Warning: This document is for an old version of RDFox.

4. Querying RDFox

RDFox supports most SPARQL 1.1 Query Language features, as well as the most commonly needed parts of SPARQL 1.1 Update. It also implements a few proprietary built-in functions that are not part of SPARQL 1.1.

In this section, we describe in detail the support in RDFox for the SPARQL 1.1 standard specification, describe the built-in functions that are specific to RDFox.

Finally, we also describe the functionality implemented in RDFox for monitoring query execution.

4.1. SPARQL 1.1 Support

The SPARQL 1.1 specification provides a suite of languages and protocols for querying and manipulating RDF graph data.

4.1.1. Query Language

The core of the specification is the SPARQL 1.1 Query Language, which specifies the syntax and semantics of allowed queries.

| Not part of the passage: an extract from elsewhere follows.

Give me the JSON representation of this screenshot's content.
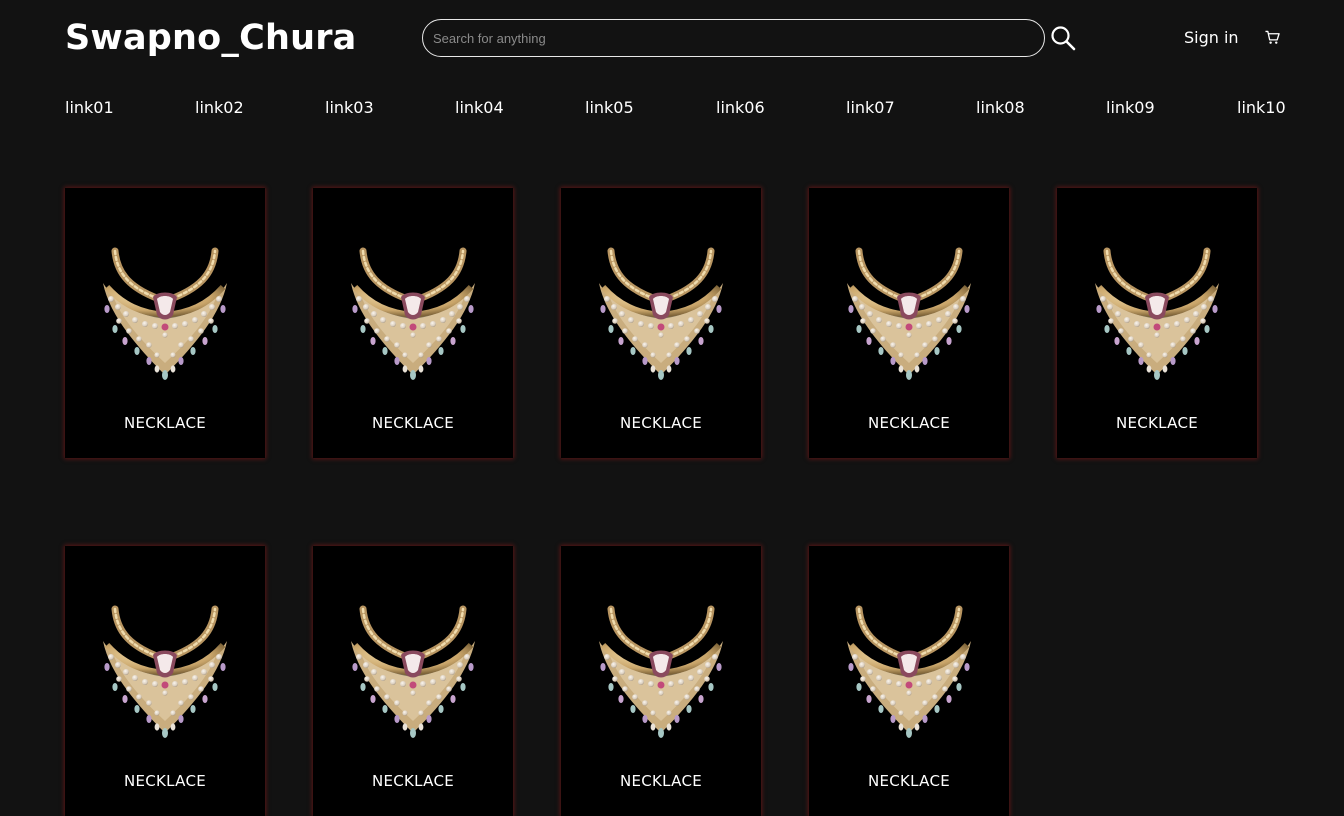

The SPARQL 1.1 query language extends the previous version of SPARQL with a number of important features for applications, including nested subqueries, aggregation, negation, creating values by expressions, and named graphs, and property paths.

RDFox provides full support of the SPARQL 1.1 query language with the only exception of property paths, the BNODE function, and the non-normative DESCRIBE query form. The functionality provided by property paths is, however, already covered to a large extent by Datalog rules (as will be described in Section 5.4). The intended semantics of BNODE and DESCRIBE is, in our opinion, not sufficiently specified in the standard, which is why those features have not yet been implemented in RDFox.

4.1.1.1. Answer Formats

Results of SELECT queries in SPARQL 1.1 are often represented in tabular form in applications. In order for query results to be easily exchanged in a machine-readable format, the SPARQL 1.1 specification describes four common exchange formats in three different documents: XML, JSON, CSV , and TSV.

All of these formats are fully supported in RDFox (see Section 8.9.2 for further details).

4.1.1.2. Deviations from the Standard

The implementation of SPARQL in RDFox deviates slightly from the SPARQL 1.1 specification in that the variables introduced in the SELECT clause can be used in the HAVING clause. The following example illustrates that point.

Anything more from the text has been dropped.